Can users rely on decimal-based accuracy via Saxon?

So if we are strict to the old XSD spec being ignorant to decimal-based, we can not solve the problem. How can a decimal-based extension work? Any suggestions? I bet NumericValue.parseNumber has to decide between the floating-point base. If someone wants accuracy it makes little sense to mix binary and decimal but should stick to decimal. That is the reason for my prototype/fork/test to give the EU e-invoice validation artefacts a solid XSLT Saxon base (decimal)!
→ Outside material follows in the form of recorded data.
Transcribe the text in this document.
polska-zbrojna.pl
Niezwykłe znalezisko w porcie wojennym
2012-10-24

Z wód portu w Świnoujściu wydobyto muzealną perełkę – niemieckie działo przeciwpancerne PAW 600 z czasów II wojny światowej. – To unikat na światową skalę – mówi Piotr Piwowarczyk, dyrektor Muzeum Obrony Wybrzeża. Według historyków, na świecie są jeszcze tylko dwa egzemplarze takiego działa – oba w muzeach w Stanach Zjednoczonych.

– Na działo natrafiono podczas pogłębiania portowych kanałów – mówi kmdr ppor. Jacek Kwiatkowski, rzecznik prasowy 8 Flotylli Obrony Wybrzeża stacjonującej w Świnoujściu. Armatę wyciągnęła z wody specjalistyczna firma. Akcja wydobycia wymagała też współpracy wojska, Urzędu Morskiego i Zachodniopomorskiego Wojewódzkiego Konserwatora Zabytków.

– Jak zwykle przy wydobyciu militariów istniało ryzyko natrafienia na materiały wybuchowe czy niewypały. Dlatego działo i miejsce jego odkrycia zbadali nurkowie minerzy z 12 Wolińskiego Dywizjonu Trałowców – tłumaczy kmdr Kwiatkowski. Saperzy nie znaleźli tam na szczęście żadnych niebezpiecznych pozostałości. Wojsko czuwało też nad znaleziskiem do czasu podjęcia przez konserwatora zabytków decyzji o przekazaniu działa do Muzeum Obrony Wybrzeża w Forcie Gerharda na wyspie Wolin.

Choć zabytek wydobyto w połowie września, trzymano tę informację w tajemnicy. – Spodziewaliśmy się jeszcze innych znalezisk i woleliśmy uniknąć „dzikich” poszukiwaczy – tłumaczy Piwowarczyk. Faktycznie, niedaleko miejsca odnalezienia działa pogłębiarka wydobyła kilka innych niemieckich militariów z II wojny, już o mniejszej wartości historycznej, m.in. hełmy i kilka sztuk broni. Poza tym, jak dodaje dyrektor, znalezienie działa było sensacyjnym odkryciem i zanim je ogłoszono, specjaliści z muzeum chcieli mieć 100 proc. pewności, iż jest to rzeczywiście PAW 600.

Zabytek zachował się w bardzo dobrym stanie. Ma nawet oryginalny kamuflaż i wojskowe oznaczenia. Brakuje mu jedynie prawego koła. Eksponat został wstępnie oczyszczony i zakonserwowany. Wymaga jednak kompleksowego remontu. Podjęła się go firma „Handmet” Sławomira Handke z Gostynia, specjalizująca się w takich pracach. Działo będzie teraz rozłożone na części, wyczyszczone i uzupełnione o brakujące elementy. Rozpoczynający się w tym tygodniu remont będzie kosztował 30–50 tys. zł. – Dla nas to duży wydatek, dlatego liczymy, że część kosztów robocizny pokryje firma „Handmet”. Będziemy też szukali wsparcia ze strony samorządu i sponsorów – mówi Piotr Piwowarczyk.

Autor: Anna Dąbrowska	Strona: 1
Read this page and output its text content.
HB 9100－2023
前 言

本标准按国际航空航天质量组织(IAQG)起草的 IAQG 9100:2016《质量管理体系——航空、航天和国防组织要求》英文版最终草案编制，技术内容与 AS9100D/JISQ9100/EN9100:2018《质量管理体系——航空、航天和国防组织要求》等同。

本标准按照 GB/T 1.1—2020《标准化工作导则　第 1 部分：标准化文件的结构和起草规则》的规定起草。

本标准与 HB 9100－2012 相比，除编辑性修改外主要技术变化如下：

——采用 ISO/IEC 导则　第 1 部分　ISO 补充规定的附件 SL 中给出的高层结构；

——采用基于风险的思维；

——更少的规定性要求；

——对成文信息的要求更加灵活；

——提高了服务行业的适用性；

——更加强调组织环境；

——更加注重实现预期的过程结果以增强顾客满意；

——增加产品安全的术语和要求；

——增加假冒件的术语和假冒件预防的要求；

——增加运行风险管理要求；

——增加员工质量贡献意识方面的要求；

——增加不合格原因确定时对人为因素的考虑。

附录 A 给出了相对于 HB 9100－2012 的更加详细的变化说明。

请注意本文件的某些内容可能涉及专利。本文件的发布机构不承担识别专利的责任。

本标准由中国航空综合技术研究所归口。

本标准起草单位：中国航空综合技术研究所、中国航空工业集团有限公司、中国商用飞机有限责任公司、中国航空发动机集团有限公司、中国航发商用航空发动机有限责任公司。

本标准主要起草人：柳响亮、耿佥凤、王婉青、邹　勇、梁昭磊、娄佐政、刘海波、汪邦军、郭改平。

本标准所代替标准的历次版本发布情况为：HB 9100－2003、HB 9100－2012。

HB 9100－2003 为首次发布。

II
Comments/Questions on Saxon Code

  1. I agree with your comment on XPath https://www.w3.org/TR/xpath-functions-31/#func-round-half-to-even specifies that the same (or related) type has to be returned. FYI: In Java, the following can be done: Rounding half-even 123456789 with scale -2 to 123456800 Rounding half-even 123456789 with scale 2 to 123456789.00 Last line via: new BigDecimal("123456789").divide(BigDecimal.ONE, 2, RoundingMode.HALF_EVEN).toPlainString()
  2. If rounding should always return a copy, is this correct? https://github.com/svanteschubert/Saxon-HE/blob/main/src/main/java/net/sf/saxon/value/Int64Value.java#L495 It is safer to return only copies, are there concurrent accesses or what is the reason? Just curious.

What's next?

In the next days, I will review my weekend work to provide you with a more solid "pull-request/suggestion". BTW I give you all rights/agreements you like to rejoin my work with your codebase. If you like we might have a shortly joined tea-break to discuss any further obstacles in our way to support decimal-based :-) We shortly met in Prag this year at the XML conference, I asked you support bidirectional XSL transformation... ;-)

Actions #13

Updated by Michael Kay about 4 years ago

  • Tracker changed from Bug to Feature
  • Subject changed from Switching from 9.9.1-8 to 9.9.1-9 (also in 10.3) causes error: "Required attribute 'select' is missing" to Decimal Precision
  • Status changed from New to In Progress

Changing the title to better reflect the topic, and recategorising from "Bug" to "Feature" since there appears to be no suggestion that the product isn't behaving to spec.

Actions #14

Updated by Michael Kay almost 4 years ago

  • Category set to Saxon extensions
  • Status changed from In Progress to Closed
  • Assignee set to Michael Kay

I'm going to close this with no action, I'm afraid. I can't envisage circumstances in which we would be able to construct a business case for investing in this area. If someone produces a third-party library that provides such functionality, then we would consider integrating it.